Als einzigen positiven Aspekt in einer der Sendungen blieb uns die Bemerkung eines Athleten in Erinnerung, dass die freiwilligen Helfer doch eigentlich ganz nett zu ihnen gewesen wären. Im Zusammenhang mit dem Krieg Russlands gegen die Ukraine und dessen Auswirkungen auf die weltweite Wirtschaft wurden weitere Berichte über die gesellschaftlichen und wirtschaftlichen Entwicklungen in China gedruckt und gesendet—positive Meldungen irgendwelcher Art sind uns allerdings nicht in Erinnerung.

Deutsche Berichterstattung mit dem Facebook-Daumen

Ganz anders der chinesische Umgang mit anderen Ländern. Des Chinesischen noch nicht mächtig, müssen wir uns zunächst auf englischsprachige Veröffentlichungen der chinesischen Seite beschränken; aber in China lebende chinesisch sprechende europäische Freunde konnten unsere Beobachtungen bislang unabhängig bestätigen. Chinesen sind sowohl privat als auch in der öffentlichen Kommunikation zunächst einmal mit sich selbst beschäftigt. China liegt Ihnen am Herzen, andere Länder interessieren sie in der Regel weniger.

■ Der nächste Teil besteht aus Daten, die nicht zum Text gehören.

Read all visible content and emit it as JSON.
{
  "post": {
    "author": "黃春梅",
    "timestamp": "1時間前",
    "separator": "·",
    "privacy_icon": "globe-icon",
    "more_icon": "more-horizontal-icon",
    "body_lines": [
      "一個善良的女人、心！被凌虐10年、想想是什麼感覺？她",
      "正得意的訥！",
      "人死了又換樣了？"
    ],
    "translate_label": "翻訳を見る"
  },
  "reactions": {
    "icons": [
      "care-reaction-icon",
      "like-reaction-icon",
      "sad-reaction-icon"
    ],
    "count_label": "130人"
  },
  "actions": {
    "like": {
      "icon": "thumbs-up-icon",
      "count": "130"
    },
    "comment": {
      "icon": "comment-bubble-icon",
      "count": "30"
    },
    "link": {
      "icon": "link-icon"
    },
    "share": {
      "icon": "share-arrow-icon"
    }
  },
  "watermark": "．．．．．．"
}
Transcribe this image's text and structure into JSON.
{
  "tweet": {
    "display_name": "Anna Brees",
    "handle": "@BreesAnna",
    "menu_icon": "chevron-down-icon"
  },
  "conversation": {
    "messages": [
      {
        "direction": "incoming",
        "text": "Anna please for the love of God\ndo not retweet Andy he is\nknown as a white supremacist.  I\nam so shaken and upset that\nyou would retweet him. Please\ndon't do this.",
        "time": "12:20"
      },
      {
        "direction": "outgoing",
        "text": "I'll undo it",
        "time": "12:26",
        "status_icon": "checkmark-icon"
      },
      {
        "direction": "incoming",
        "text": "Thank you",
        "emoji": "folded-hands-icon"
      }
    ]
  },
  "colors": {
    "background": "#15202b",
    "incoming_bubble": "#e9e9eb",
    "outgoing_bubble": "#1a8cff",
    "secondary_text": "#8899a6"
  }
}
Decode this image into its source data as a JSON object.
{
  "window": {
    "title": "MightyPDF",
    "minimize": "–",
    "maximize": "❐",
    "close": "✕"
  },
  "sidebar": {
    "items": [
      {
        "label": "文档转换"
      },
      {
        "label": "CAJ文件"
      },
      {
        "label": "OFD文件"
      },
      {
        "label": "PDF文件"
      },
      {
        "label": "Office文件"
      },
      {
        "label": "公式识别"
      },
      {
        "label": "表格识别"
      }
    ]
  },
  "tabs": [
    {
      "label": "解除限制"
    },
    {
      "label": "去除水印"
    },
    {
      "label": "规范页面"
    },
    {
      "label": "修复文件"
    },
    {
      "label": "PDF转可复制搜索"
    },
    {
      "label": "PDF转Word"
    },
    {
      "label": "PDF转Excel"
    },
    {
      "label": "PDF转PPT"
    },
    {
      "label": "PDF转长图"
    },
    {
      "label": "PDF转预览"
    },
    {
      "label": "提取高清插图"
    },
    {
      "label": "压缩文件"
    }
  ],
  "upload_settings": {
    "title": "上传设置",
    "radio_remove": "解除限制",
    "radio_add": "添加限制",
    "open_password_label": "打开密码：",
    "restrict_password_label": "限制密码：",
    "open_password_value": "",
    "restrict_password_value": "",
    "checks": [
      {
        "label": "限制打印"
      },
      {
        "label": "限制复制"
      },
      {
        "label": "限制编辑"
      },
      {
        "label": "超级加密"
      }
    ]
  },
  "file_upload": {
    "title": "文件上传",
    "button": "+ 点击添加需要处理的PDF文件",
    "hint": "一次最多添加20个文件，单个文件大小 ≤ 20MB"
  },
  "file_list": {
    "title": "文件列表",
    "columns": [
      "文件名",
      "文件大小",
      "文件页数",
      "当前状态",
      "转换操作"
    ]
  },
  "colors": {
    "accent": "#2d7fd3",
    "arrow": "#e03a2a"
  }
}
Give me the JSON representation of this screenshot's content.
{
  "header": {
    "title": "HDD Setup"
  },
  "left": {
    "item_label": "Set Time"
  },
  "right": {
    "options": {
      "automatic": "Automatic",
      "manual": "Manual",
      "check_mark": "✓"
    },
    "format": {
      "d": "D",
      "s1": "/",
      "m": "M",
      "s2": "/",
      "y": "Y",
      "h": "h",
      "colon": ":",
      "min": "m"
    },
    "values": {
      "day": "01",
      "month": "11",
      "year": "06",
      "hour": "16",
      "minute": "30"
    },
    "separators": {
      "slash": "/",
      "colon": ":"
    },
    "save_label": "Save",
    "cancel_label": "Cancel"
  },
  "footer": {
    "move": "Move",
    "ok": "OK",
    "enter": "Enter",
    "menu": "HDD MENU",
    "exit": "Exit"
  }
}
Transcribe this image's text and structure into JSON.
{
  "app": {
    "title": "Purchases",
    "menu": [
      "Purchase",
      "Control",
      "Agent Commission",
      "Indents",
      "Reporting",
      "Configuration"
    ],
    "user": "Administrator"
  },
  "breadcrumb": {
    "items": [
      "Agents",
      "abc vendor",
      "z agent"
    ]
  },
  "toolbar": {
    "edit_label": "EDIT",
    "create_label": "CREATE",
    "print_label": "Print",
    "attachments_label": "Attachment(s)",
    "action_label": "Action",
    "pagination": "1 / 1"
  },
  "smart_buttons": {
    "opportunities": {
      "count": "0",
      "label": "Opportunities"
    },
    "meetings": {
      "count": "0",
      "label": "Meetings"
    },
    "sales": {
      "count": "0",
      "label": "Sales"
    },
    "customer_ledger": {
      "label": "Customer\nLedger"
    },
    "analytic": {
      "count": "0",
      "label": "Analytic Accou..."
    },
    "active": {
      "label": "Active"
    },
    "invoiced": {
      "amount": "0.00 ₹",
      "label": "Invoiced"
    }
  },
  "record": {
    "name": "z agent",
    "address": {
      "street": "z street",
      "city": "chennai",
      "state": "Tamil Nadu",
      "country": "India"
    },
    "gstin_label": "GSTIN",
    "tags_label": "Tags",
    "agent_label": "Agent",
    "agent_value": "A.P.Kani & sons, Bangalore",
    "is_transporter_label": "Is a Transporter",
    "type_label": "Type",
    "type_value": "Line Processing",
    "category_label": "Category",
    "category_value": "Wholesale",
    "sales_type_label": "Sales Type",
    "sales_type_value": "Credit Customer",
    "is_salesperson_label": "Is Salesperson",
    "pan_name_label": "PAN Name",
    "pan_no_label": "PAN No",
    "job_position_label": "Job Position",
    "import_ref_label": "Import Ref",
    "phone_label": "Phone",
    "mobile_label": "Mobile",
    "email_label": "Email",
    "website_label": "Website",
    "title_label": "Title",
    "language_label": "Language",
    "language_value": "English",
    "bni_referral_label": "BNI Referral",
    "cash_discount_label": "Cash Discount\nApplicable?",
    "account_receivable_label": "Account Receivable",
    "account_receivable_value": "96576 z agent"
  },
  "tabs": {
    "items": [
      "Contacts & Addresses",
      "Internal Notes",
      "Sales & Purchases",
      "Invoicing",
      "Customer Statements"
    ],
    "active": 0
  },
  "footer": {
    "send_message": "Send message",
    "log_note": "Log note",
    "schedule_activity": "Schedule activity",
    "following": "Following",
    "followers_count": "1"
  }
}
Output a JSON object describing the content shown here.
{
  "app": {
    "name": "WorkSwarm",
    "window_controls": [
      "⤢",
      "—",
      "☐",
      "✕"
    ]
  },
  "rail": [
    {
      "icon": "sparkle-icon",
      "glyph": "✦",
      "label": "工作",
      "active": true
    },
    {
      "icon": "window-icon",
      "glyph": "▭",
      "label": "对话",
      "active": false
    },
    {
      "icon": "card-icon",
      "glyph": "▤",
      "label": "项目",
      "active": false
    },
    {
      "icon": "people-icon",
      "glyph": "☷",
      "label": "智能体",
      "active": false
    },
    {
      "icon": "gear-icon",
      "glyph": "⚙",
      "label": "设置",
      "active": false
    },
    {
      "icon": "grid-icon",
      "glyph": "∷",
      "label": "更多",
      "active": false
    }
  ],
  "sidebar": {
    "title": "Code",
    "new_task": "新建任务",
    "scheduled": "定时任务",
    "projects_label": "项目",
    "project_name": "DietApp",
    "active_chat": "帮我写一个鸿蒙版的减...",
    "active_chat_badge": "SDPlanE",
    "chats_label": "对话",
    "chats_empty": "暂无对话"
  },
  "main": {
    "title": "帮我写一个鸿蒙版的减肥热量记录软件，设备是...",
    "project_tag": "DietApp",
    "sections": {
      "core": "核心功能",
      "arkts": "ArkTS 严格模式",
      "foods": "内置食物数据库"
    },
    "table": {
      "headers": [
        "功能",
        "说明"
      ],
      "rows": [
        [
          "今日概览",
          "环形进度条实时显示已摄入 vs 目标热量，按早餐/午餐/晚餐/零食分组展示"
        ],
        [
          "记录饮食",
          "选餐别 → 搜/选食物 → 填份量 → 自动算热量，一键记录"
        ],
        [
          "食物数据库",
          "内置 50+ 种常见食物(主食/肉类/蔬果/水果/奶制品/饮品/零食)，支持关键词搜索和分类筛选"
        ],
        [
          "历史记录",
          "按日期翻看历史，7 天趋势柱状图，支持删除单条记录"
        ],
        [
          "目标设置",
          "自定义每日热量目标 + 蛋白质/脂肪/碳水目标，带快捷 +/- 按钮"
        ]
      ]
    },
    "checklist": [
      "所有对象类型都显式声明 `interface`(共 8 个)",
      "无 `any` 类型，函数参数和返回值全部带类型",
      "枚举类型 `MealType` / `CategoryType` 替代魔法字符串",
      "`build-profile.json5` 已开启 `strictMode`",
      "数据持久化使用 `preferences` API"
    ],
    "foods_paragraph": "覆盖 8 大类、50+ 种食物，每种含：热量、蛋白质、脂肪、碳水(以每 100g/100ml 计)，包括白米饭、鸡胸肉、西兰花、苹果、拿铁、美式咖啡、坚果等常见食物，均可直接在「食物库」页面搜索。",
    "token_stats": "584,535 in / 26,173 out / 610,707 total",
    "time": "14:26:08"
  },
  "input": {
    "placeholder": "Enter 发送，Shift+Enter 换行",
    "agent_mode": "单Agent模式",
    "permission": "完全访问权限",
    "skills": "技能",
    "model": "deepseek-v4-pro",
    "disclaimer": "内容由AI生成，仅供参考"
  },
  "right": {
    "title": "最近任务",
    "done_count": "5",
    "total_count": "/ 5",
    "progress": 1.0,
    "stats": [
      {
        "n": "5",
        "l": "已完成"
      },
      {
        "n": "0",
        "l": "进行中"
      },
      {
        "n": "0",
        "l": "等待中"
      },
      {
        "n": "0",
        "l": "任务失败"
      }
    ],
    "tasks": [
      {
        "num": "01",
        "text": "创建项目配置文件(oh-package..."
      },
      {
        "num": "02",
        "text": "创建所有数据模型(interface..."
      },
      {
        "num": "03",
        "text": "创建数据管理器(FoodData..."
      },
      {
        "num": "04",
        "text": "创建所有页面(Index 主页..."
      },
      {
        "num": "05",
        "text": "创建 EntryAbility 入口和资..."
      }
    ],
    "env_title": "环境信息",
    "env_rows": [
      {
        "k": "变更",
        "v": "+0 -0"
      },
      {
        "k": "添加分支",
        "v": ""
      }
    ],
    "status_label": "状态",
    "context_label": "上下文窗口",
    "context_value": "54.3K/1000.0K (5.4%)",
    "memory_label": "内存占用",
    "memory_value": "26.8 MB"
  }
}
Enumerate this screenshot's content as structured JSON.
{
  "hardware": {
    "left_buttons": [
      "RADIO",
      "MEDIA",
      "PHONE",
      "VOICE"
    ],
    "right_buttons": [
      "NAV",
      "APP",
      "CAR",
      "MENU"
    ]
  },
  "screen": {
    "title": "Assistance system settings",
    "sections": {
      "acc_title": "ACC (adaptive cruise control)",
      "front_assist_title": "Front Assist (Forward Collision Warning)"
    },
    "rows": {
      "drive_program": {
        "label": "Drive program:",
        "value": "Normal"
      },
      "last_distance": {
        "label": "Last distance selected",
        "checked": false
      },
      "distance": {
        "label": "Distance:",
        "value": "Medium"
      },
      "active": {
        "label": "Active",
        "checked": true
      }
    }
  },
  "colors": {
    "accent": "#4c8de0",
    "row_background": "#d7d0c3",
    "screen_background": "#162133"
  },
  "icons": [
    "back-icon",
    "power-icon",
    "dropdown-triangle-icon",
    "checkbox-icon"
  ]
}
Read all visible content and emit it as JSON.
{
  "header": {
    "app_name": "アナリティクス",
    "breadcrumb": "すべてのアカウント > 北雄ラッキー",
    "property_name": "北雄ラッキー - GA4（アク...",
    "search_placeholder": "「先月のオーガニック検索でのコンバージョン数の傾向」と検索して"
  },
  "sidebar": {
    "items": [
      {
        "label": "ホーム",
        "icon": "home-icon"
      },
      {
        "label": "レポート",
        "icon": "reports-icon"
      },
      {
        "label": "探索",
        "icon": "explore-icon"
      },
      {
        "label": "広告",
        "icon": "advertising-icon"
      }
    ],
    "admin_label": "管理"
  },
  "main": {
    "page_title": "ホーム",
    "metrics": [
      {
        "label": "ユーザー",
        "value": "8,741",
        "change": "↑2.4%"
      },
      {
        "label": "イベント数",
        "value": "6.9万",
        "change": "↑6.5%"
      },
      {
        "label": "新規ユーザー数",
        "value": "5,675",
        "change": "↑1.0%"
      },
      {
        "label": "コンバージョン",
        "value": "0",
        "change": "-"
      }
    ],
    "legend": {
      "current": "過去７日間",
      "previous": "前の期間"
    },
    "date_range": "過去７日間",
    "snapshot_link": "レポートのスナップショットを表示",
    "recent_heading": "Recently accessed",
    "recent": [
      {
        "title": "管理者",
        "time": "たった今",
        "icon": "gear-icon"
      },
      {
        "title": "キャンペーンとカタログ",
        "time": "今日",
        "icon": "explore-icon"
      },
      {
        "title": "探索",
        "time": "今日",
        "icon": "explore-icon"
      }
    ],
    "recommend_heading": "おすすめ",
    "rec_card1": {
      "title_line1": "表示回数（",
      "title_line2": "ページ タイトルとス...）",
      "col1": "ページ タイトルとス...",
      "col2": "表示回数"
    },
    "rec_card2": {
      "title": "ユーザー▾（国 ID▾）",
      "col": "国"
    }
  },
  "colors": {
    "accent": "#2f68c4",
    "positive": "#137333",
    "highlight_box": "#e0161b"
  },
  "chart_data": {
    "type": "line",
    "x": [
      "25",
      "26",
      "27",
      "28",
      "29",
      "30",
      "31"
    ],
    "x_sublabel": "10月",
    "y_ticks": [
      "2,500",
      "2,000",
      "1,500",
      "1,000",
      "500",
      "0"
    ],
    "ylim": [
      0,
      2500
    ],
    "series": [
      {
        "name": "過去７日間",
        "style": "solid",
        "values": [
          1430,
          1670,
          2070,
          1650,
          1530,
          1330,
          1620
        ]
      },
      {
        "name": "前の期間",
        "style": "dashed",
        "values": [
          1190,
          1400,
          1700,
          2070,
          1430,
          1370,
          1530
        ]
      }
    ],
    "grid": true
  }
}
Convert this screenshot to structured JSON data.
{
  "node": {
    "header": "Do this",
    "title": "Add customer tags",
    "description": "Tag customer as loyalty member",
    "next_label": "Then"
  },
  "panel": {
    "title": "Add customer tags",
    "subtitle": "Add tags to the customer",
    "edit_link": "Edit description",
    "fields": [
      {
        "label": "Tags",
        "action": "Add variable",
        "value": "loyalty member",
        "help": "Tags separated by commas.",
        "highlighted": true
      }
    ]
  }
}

Obwohl sie beispielsweise Deutschland wegen ihrer Wissenschaft, ihrer Technologie, ihrer Produkte und, kurioserweise, ihrer Eisenbahn besonders schätzen und bewundern. Vor allem haben sie keine Ratschläge parat, wie andere Länder sich verhalten und wofür sie sich interessieren sollten. Einige wichtige Sendungen befassen sich sehr wohl mit der Frage, wie andere Länder China einschätzen, welche Tipps für die Entwicklung des Landes sie haben und wie sie die wirtschaftliche Entwicklung des Landes prognostizieren. In diesem Zusammenhang wurde zum Beispiel Rudolf Scharping, von dem wir seit Jahren nichts mehr gehört haben, in einem ausführlichen englischen Interview zurate gezogen. Aber Ratschläge für andere haben Chinesen in der Regel nicht anzubieten. Sie halten das für deren Sache, so unser Eindruck.

Für viele Deutsche und die deutschen Medien ist es dagegen von immenser Bedeutung, „Haltung zu zeigen“—immer, überall und zu jedem Thema. Jede zweite Äußerung deutscher Außenpolitiker befasst sich mit der Frage, wie andere Länder sich verhalten sollten, was sie alles falsch machen, warum das eine sehr schlechte Sache sei und wie Deutschland darauf reagieren müsse. Auch die Berichterstattung operiert unentwegt mit dem Facebook-Daumen, der allerdings in Bezug auf andere Länder in der Regel nach unten zeigt. Dabei stellen sich uns als Psychologen die folgenden drei Fragen.

Zeitlich verzögerte Bilder aus Katar?

Die erste Frage betrifft den Wahrheitsgehalt des deutschen Umgangs mit anderen. Schließlich könnte es sein, dass tatsächlich in Deutschland alles super läuft und in fast allen anderen Ländern eben nicht. Dann wäre eine gewisse Asymmetrie in der Berichterstattung unvermeidlich, weil sie schlichtweg die Realität abbilden würde. Spätestens seit den folgenden zwei Beobachtung haben wir daran allerdings erhebliche Zweifel.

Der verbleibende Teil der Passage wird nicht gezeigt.